Wenn ich mit einem Kasten fertig war, schob ich diesen wieder aufs Band und holte mir einen neuen. Und so ging das immer weiter. Genäht, genäht, genäht, wieder drauf gesetzt und immer meinen Bon für die 15 Bezüge abgemacht. Das war mein Lohn, der abends bzw. am Monatsende zählte.

Wenn neuer Zwirn angesetzt wurde, stimmte mitunter das Nahtbild nicht mehr. Der Zwirn war sehr unterschiedlich. Wenn die Frauen langsam genäht haben, ging das vielleicht. Aber alle haben bis zur vollen Auslastung in die Maschine rein getreten. Und dann kam es schon vor, dass der Faden riss. Und es dauerte, bis dieser dann wieder in die Überwendlingsmaschine eingefädelt war.
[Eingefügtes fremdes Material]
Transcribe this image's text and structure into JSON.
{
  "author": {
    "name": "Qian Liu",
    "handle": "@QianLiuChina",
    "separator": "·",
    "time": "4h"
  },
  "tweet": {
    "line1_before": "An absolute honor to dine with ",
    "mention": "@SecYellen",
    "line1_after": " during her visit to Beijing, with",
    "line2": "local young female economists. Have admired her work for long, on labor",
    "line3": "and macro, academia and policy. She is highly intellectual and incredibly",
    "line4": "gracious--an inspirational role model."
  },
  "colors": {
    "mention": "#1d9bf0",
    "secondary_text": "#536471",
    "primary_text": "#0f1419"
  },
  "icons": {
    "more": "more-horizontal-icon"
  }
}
Das waren Verluste für die Frauen, weil sie ja in Leistung gearbeitet haben.

1950 begann in Karl-Marx-Stadt die Schirmproduktion. 13800 Stück wurden in einem Jahr gefertigt. Heute, wo die Zweimillionen-Grenze erreicht wurde, da ist das die Produktion von rund eineinhalb Produktionsjahren. Wir kennen unsere Aufgaben, sagt uns Genosse Stange. Als Produzent von Konsumgütern stellen uns die Beschlüsse des VIII.Parteitages große Aufgaben. Bis zum 31. Juli konnten wir unsere staatlichen Aufgaben erfüllen beziehungsweise übererfüllen. Unser Ziel ist, in diesem Jahr 5000 Schirme zusätzlich zu produzieren, aber auch für 125 000 Mark Ersatzteile. Die Lohnkosten für 1500 zusätzlich produzierte Schirme überwiesen die Werktätigen unseres Betriebes auf das Konto beim Postscheckamt Leipzig zugunsten der Mitfinanzierung des Karl-Marx-Monumentes.“ 5

Wiederholte Einsichtnahme (Ausschnitt), 2022

1-5 Zitate aus Zeitungsartikeln über den VEB Schirmfabrik Karl-Marx-Stadt. Frau Munzert sammelte Belege in einem Ordner im Zeitraum von 1967-1989. Es finden sich unzureichende Hinweise auf Herausgeber, Autor und Datum. Ersichtliche Kürzel wie FP, NBI oder ADN lassen Rückschlüsse auf Zeitungen/Zeitschriften zu: Freie Presse, Neue Berliner Illustrierte, Allgemeiner Deutscher Nachrichtendienst, aber auch Artikel aus Für Dich und der kombinatsinternen Zeitung Solidor sind dokumentiert.